Cades Cove is a historic settlement in the heart of Great Smokey Mountains National Park. Among “Top 10” lists for the Smoky Mountains, Cades Cove often occupies 1st place. And there is a reason. The scenery is postcard-perfect, the preserved structures are rich in history, wildlife sitings are common, and the density of attractions to explore can fill a day.
Visitors can explore the valley on an 11-mile single lane, one-way paved loop. Like many roads in National Parks, patience is necessary. Expect holdups as this trendy stretch of road grinds to a stop as visitors attempt to find parking or gawk at wildlife. Rangers will often monitor traffic and encourage drivers to move along, but the delays are inevitable
Biking The Loop
Don’t bike around Cades Cove.
That’s not fair.
Don’t bike around Cades Cove unless it’s at a time that cars aren’t there.

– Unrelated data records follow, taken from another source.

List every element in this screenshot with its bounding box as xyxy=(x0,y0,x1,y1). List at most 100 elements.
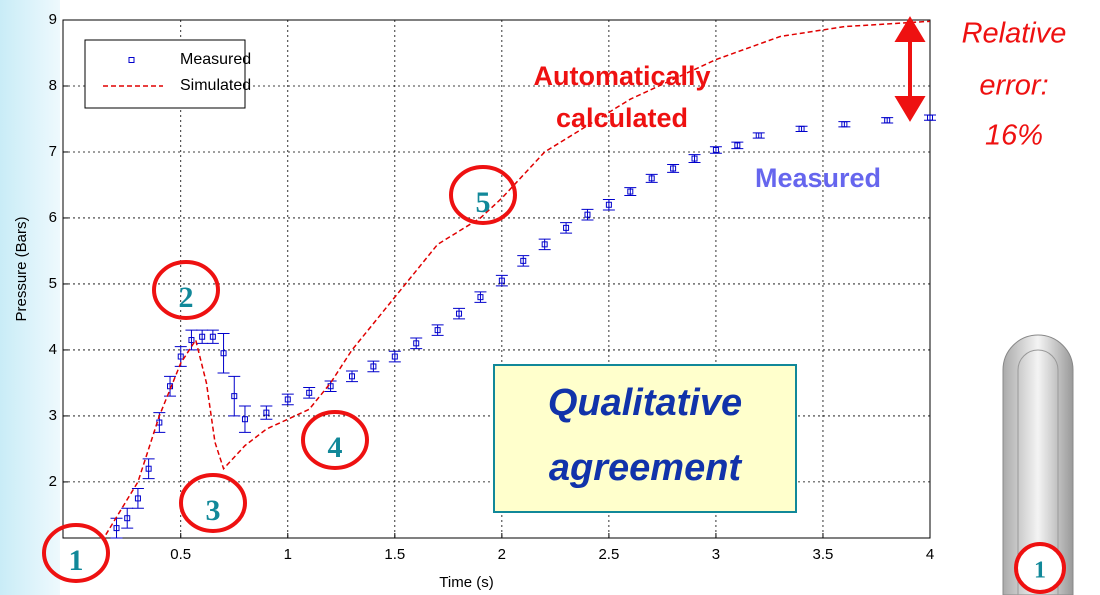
error-bar xyxy=(581,208,594,221)
marker-circle xyxy=(179,473,247,533)
marker-circle xyxy=(152,260,220,320)
data-point xyxy=(284,396,291,403)
data-point xyxy=(349,373,355,380)
error-bar xyxy=(410,337,423,350)
x-tick-label: 2 xyxy=(498,546,506,563)
annotation: Automatically xyxy=(533,61,710,91)
y-tick-label: 8 xyxy=(49,77,57,94)
error-bar xyxy=(453,307,466,320)
data-point xyxy=(209,333,216,340)
data-point xyxy=(541,241,548,248)
series-line xyxy=(105,20,931,536)
marker-number: 3 xyxy=(206,494,221,527)
data-point xyxy=(199,333,206,340)
error-bar xyxy=(538,238,551,251)
x-axis-label: Time (s) xyxy=(439,574,493,591)
data-point xyxy=(520,257,527,264)
annotation: agreement xyxy=(549,447,743,489)
marker-number: 4 xyxy=(328,431,343,464)
y-tick-label: 3 xyxy=(49,407,57,424)
x-tick-label: 3 xyxy=(712,546,720,563)
data-point xyxy=(145,465,152,472)
data-point xyxy=(755,132,762,139)
background-strip xyxy=(0,0,60,595)
legend-marker xyxy=(128,57,135,63)
error-bar xyxy=(367,360,380,373)
data-point xyxy=(177,353,184,360)
error-bar xyxy=(602,198,615,211)
error-bar xyxy=(517,255,530,267)
error-bar xyxy=(206,329,219,344)
y-tick-label: 5 xyxy=(49,275,57,292)
x-tick-label: 2.5 xyxy=(598,546,619,563)
annotation: Relative xyxy=(962,18,1067,50)
annotation: Measured xyxy=(755,163,881,193)
legend-label: Measured xyxy=(180,51,251,68)
data-point xyxy=(231,393,238,400)
data-point xyxy=(124,515,131,522)
error-bar xyxy=(431,324,444,336)
annotation: error: xyxy=(979,70,1048,102)
annotation: 16% xyxy=(985,120,1043,152)
x-tick-label: 1 xyxy=(284,546,292,563)
marker-circle xyxy=(42,523,110,583)
error-bar xyxy=(228,375,241,417)
x-tick-label: 3.5 xyxy=(813,546,834,563)
marker-circle xyxy=(301,410,369,470)
data-point xyxy=(241,416,248,423)
data-point xyxy=(413,340,420,347)
x-tick-label: 0.5 xyxy=(170,546,191,563)
y-axis-label: Pressure (Bars) xyxy=(13,216,30,321)
error-bar xyxy=(281,393,294,406)
data-point xyxy=(456,310,463,317)
data-point xyxy=(263,409,270,416)
error-bar xyxy=(121,507,134,529)
agreement-box xyxy=(493,364,797,513)
tube-icon xyxy=(1002,334,1074,595)
error-bar xyxy=(238,405,251,433)
data-point xyxy=(627,188,634,195)
marker-number: 2 xyxy=(179,281,194,314)
y-tick-label: 4 xyxy=(49,341,57,358)
marker-circle xyxy=(1014,542,1066,594)
error-bar xyxy=(388,350,401,363)
data-point xyxy=(670,165,677,172)
data-point xyxy=(584,211,591,218)
data-point xyxy=(927,114,933,121)
data-point xyxy=(841,121,848,128)
data-point xyxy=(605,201,612,208)
data-point xyxy=(306,389,313,396)
y-tick-label: 9 xyxy=(49,11,57,28)
legend-box xyxy=(84,39,246,109)
x-tick-label: 4 xyxy=(926,546,934,563)
data-point xyxy=(370,363,377,370)
data-point xyxy=(734,142,741,149)
error-bar xyxy=(346,370,358,383)
error-bar xyxy=(164,375,177,397)
data-point xyxy=(113,525,120,532)
data-point xyxy=(648,175,655,182)
error-bar xyxy=(142,458,155,480)
data-point xyxy=(691,155,698,162)
data-point xyxy=(498,277,505,284)
error-bar xyxy=(560,222,573,234)
data-point xyxy=(563,224,570,231)
error-bar xyxy=(260,405,273,420)
marker-number: 5 xyxy=(476,186,491,219)
data-point xyxy=(220,350,227,357)
data-point xyxy=(434,327,441,334)
marker-number: 1 xyxy=(1034,558,1046,584)
annotation: calculated xyxy=(556,103,688,133)
error-bar xyxy=(495,274,508,287)
error-arrow xyxy=(894,16,926,122)
y-tick-label: 7 xyxy=(49,143,57,160)
data-point xyxy=(477,294,484,301)
plot-frame xyxy=(62,19,931,539)
error-bar xyxy=(185,329,198,351)
data-point xyxy=(188,337,195,344)
data-point xyxy=(134,495,141,502)
marker-circle xyxy=(449,165,517,225)
error-bar xyxy=(217,332,230,374)
error-bar xyxy=(196,329,209,344)
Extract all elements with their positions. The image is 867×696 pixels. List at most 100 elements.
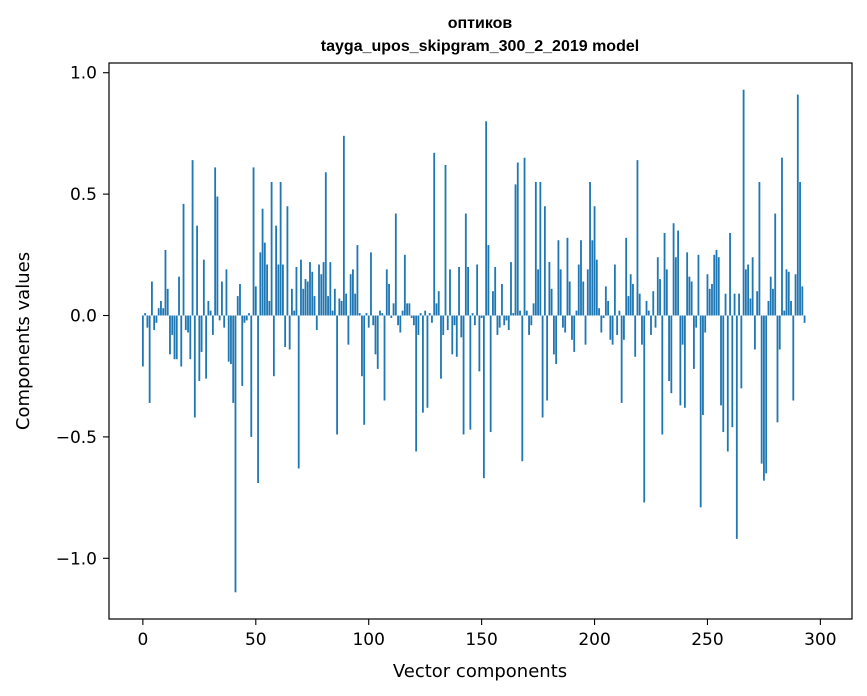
- bar: [683, 315, 686, 408]
- y-tick-label: −0.5: [56, 428, 97, 448]
- bar: [595, 259, 598, 316]
- bar: [309, 262, 311, 316]
- bar: [482, 315, 485, 479]
- bar: [480, 315, 483, 318]
- bar: [539, 181, 542, 316]
- bar: [144, 313, 147, 316]
- bar: [629, 274, 632, 316]
- bar: [354, 293, 357, 316]
- bar: [412, 315, 415, 326]
- bar: [607, 300, 609, 316]
- bar: [733, 293, 736, 316]
- bar: [564, 315, 567, 333]
- bar: [781, 157, 783, 316]
- bar: [297, 315, 300, 469]
- bar: [713, 254, 716, 316]
- bar: [279, 181, 282, 316]
- bar: [295, 266, 298, 316]
- bar: [399, 315, 402, 333]
- bar: [492, 291, 494, 316]
- bar: [166, 288, 169, 316]
- bar: [379, 310, 381, 316]
- bar: [293, 310, 296, 316]
- y-axis-label: Components values: [13, 252, 34, 430]
- bar: [543, 206, 546, 316]
- bar: [742, 89, 745, 316]
- bar: [600, 315, 603, 333]
- bar: [347, 315, 350, 345]
- bar: [214, 167, 217, 316]
- bar: [442, 315, 445, 335]
- bar: [548, 262, 551, 316]
- bar: [245, 315, 248, 321]
- y-tick-label: 1.0: [70, 64, 97, 84]
- bar: [385, 269, 388, 316]
- bar: [534, 181, 537, 316]
- bar: [656, 257, 659, 316]
- bar: [460, 315, 463, 338]
- chart-subtitle: tayga_upos_skipgram_300_2_2019 model: [321, 38, 639, 55]
- bar: [634, 315, 637, 357]
- x-tick-label: 100: [352, 630, 384, 650]
- y-tick-label: 0.5: [70, 185, 97, 205]
- bar: [478, 315, 481, 372]
- bar: [695, 315, 698, 328]
- bar: [674, 257, 677, 316]
- bar: [227, 315, 230, 362]
- bar: [769, 276, 772, 316]
- bar: [772, 288, 774, 316]
- bar: [422, 315, 424, 413]
- bar: [711, 283, 713, 316]
- bar: [464, 213, 467, 316]
- bar: [340, 300, 343, 316]
- bar: [363, 315, 366, 425]
- bar: [284, 315, 287, 348]
- bar: [494, 266, 497, 316]
- bar: [720, 315, 722, 406]
- bar: [650, 315, 652, 335]
- bar: [665, 269, 668, 316]
- bar: [358, 313, 361, 316]
- bar: [270, 181, 273, 316]
- bar: [627, 296, 630, 316]
- bar: [706, 274, 709, 316]
- bar: [763, 315, 765, 481]
- bar: [496, 315, 499, 335]
- bar: [367, 315, 370, 328]
- bar: [148, 315, 151, 403]
- bar: [449, 269, 451, 316]
- bar: [352, 269, 354, 316]
- bar: [250, 315, 253, 437]
- bar: [184, 315, 187, 331]
- bar: [327, 296, 329, 316]
- bar: [616, 315, 619, 335]
- bar: [365, 313, 368, 316]
- bar: [234, 315, 237, 593]
- bar: [562, 315, 564, 328]
- bar: [643, 315, 646, 503]
- bar: [388, 283, 390, 316]
- bar: [248, 313, 250, 316]
- bar: [473, 315, 476, 326]
- bar: [440, 315, 442, 379]
- x-tick-label: 0: [137, 630, 148, 650]
- bar: [731, 315, 734, 428]
- bar: [591, 240, 594, 316]
- bar: [525, 310, 528, 316]
- bar: [415, 315, 418, 452]
- bar: [557, 240, 560, 316]
- bar: [550, 288, 553, 316]
- bar: [521, 315, 524, 462]
- bar: [722, 315, 725, 433]
- bar: [546, 315, 549, 401]
- bar: [663, 232, 666, 316]
- bar: [221, 281, 223, 316]
- bar: [659, 279, 661, 316]
- bar: [277, 264, 280, 316]
- bar: [458, 266, 460, 316]
- bar: [647, 310, 650, 316]
- bar: [408, 303, 411, 316]
- bar: [604, 286, 607, 316]
- bar: [318, 264, 320, 316]
- bar: [431, 315, 433, 323]
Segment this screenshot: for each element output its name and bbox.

The narrow, single-lane road is clogged with cars crawling bumper to bumper with no bike lane. The lack of space makes it not only dangerous to share the road but means you can’t collect any momentum when the road dips to make it up some of the more involved peaks. Also, don’t drive Cades Cove. It’s 11 miles and takes hours.
Cades Cove Campground & Amenities
To the left of the Cades Cove Loop entrance is the Cades Cove Campground and a complex of vendors, including bike rentals, a small grocery, and stables. Campers share facilities with flush toilets, running water, and showers. Sites feature standard tent and trailer camping sites with picnic tables, fire rings, bear boxes, and no hookups. The sites are close enough that the air is often hazy with the smoke of all the campfires. But the central location makes the close quarters worthwhile.